NEW YORK — Susan Guzman says her baby, 7-and-a-half-week-old Amanda, sleeps just fine during the day — it's nighttime that drives them both to distraction.
“It's very confusing,” Guzman says. “We try everything, every method, just hoping to find one thing that helps her to sleep through the night.”
Like thousands of parents, Guzman also tried the famous — or infamous — method, depending on whom you ask, invented more than 20 years ago by Dr. Richard Ferber. The idea, for babies six months of age and older, is to put her in her crib and let her cry. Check on her if you must, but otherwise leave her be — in order to teach her to sleep alone through the night. Ferber's system is so widespread that his name has become a verb and part of the popular culture.

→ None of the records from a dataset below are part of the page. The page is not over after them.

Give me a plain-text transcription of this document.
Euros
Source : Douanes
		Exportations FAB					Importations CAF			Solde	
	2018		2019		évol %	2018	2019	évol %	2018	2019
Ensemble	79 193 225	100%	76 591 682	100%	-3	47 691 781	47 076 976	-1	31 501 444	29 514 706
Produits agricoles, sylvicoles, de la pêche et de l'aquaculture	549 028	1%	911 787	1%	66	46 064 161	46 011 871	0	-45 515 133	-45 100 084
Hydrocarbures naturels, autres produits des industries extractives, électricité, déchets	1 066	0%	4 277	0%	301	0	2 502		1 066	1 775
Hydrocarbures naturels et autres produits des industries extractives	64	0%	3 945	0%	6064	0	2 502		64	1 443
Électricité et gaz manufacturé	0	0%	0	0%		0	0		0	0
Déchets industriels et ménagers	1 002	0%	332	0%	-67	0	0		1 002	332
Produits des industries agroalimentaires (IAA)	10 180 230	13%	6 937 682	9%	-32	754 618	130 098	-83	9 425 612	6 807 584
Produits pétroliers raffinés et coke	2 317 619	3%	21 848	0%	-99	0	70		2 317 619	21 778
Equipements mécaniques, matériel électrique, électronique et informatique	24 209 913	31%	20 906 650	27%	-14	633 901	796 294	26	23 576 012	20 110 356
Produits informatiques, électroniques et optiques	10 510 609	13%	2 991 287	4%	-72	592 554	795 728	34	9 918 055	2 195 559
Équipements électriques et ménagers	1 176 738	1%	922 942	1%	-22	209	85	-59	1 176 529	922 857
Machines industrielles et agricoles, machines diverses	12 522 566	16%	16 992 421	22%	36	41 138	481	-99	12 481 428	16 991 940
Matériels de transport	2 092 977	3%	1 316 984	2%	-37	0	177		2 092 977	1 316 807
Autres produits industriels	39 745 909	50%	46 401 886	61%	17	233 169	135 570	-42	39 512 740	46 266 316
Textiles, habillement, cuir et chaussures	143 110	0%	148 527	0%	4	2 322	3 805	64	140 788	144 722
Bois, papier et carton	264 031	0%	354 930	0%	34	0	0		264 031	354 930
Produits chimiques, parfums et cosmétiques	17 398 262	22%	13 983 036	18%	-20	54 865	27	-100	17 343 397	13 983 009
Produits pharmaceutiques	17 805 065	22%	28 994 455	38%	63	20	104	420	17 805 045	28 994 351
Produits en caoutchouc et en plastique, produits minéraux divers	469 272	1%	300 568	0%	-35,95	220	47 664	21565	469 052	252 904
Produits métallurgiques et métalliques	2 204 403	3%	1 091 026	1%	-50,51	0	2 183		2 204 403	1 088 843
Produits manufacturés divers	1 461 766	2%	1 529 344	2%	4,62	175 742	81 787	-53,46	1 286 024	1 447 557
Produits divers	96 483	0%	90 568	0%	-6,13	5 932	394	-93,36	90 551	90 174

“Now remember, Greg, we're 'Ferberizing' him, so unless it's an emergency, under no circumstances, should you pick him up or coddle him in any way when he cries,” says Robert DeNiro's character to his son-in-law (played by Ben Stiller) in the movie “Meet the Fockers.”
But “Ferberizing” has lots of critics who maintain that leaving a child to cry can cause insecurity and other emotional problems. So it will come as a surprise to a lot of parents that Dr. Ferber himself has decided to clarify his theory.
“Different problems call for different solutions,” he says. “And the same problem can be solved in different ways.”
Ferber will explain in a revised edition of his book that if you rock your baby to sleep, you don't have to stop cold turkey, that it isn't even appropriate to do so if your child has night terrors.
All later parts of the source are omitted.